11. In the appeal, it is contended that the appellant purchased the property based on the release deed [Ex.B26] dated 08.10.1990. It is further submitted that without seeking declaration that the said release deed is null and void, the consequential purchase made from the 1st defendant through his power agent, based on the release deed, cannot be nullified. The execution of release deed Ex.B26, a registered instrument, is the admission of the plaintiffs. Therefore, it cannot be said to be invalid in the absence of a specific prayer for a declaration and the payment of the necessary Court fee.
12. According to the appellant, the trial Court erred in holding that the plaintiffs can ignore the release deed [Ex.B26] a registered instrument dated 08.10.1990, since it was obtained by misrepresentation. Further, the document, having been registered in the year 1990 and acted upon for many years, was nullified on a suit filed in the year 2006, unmindful of the law of limitation and the statutory presumption under Section 114 of the Evidence Act. When it is pleaded by the plaintiffs that their signatures in the release deed were obtained by misrepresentation, the burden lies on the plaintiffs to prove the plea of misrepresentation. However, the Court below had wrongly shifted the burden on the defendants instead of the plaintiffs, who had pleaded misrepresentation. Thus, the trial Court has miserably failed to apply the law of evidence in its proper perspective.
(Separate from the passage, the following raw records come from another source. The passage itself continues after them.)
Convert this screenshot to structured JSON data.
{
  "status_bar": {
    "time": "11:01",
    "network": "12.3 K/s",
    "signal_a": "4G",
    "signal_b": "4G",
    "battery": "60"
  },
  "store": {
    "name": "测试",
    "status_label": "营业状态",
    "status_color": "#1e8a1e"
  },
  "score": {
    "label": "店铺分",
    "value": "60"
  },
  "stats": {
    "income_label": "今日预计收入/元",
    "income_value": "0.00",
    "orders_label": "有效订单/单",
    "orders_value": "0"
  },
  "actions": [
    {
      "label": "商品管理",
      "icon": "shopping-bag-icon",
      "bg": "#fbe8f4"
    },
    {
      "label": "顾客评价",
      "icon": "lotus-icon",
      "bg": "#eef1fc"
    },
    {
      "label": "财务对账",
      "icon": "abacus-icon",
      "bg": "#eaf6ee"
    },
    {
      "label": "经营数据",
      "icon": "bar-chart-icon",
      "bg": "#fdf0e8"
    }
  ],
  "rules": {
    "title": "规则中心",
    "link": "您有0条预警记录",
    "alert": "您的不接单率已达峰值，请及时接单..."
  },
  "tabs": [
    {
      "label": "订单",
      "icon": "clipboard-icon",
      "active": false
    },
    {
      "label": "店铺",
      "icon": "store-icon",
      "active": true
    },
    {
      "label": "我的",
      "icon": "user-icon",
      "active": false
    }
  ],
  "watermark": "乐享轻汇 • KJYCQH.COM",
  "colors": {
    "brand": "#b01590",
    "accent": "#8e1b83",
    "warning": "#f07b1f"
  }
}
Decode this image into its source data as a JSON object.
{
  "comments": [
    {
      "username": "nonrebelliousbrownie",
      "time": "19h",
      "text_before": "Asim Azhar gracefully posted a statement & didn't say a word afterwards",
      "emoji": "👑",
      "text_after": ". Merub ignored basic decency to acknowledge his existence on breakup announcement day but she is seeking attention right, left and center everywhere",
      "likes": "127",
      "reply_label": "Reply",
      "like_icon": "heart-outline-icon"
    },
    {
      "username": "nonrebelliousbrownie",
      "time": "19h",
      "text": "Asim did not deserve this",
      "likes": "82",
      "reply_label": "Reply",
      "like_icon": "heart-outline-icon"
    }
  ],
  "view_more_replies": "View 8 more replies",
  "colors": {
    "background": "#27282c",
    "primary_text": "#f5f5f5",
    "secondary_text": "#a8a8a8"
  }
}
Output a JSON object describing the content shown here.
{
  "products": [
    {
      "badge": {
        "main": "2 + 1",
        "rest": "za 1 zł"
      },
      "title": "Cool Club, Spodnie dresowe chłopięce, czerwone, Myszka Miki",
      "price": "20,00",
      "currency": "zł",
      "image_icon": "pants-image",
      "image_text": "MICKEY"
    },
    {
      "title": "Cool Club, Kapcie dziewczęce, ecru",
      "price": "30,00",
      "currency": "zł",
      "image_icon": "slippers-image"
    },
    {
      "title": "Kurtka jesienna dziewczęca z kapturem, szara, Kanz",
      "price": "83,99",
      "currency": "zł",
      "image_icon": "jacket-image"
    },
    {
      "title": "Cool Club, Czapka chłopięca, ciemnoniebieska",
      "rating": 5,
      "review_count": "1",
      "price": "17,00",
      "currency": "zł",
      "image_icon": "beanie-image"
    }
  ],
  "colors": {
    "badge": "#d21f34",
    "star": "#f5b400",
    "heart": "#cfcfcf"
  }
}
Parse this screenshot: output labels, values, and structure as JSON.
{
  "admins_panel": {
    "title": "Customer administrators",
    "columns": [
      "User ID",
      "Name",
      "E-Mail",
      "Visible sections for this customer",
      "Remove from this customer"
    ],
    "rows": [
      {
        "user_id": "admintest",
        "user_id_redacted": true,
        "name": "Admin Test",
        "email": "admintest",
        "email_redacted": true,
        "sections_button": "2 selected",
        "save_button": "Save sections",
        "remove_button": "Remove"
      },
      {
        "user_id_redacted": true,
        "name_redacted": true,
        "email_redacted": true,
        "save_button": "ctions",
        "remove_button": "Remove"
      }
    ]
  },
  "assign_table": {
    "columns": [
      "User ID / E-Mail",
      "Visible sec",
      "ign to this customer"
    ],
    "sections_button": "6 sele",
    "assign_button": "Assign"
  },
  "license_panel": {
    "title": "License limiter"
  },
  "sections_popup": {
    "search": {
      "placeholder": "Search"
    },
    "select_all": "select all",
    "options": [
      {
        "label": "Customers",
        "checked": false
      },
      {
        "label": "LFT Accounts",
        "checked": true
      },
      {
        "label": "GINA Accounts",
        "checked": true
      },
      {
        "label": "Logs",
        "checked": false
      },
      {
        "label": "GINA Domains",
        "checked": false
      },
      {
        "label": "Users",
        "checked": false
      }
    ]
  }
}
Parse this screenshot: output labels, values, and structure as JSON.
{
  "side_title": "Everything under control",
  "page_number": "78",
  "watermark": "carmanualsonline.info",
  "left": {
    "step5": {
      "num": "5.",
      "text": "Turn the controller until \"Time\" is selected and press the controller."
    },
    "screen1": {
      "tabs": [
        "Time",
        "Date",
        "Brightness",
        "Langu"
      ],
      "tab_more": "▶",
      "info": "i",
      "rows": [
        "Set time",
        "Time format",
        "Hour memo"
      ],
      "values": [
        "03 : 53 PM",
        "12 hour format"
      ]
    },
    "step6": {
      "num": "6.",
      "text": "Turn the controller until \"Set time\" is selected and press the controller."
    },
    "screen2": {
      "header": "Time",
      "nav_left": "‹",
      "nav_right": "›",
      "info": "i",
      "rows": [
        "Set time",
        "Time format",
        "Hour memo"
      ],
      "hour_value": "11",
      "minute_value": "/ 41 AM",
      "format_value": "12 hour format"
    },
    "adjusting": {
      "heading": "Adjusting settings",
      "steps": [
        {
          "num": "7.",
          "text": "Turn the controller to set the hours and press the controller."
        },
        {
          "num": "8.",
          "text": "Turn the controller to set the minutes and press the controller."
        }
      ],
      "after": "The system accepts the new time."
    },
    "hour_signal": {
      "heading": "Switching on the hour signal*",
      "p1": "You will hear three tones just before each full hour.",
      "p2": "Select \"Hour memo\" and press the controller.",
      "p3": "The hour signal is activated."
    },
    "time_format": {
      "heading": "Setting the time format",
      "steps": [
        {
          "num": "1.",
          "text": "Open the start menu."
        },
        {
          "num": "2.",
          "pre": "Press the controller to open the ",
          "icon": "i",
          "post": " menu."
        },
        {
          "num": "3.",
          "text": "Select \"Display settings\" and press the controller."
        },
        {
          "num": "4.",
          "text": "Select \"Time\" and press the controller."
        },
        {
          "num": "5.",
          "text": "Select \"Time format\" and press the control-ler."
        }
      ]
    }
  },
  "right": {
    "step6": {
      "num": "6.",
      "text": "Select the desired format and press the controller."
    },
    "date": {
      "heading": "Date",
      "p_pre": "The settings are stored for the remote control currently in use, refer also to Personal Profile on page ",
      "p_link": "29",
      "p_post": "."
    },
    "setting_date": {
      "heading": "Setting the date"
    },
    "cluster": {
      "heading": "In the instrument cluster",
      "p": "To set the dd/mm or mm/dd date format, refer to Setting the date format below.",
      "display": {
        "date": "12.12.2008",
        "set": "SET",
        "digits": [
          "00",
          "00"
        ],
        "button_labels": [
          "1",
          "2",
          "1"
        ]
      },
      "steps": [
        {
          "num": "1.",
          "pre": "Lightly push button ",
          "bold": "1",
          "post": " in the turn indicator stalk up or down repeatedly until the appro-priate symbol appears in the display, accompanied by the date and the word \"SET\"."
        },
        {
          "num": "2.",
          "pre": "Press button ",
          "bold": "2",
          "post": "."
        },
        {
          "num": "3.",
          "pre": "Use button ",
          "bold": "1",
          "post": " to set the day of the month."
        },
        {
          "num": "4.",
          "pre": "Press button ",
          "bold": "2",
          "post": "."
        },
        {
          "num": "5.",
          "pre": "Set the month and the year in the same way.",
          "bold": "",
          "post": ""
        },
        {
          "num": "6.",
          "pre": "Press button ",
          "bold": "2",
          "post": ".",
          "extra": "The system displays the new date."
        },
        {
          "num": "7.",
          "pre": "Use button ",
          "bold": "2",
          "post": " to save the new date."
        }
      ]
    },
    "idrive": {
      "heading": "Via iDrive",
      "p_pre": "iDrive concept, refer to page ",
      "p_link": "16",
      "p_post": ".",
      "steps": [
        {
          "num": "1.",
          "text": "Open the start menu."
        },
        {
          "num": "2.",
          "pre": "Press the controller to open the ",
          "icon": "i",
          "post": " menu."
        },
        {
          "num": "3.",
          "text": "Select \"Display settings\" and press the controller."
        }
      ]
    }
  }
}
13. The plaintiffs, being educated and residing abroad, cannot take the plea that they were not aware of the contents of the document they signed, because there is no jurat in the document stating that the contents of the document were read over to the defendants. Further, their deliberate absentia from entering the witness box to testify their plea of misrepresentation ought to have drawn adverse inference.
14. The trial Court fall into error by accepting the plea of the plaintiffs that they were not aware of the release deed for 16 years, despite the clear admission by the 1st plaintiff that when she has visited Seychelles in the year 2001, she was aware of the release deed and questioned the 1st defendant, but not taken any steps. However, she has not challenged the release deed immediately and the suit was laid only on 27.02.2007. Minor discrepancies in the testimony of the witnesses regarding the document which has no bearing to discredit it a duly registered document. The trial Court unduly relied on such discrepancies, without due regard to the fact that the witnesses were called to give evidence after 18 years of the execution of the document. Failing memory due to long lapse of time is natural. In this regard, the trial Court had ignored the judgments of the Courts.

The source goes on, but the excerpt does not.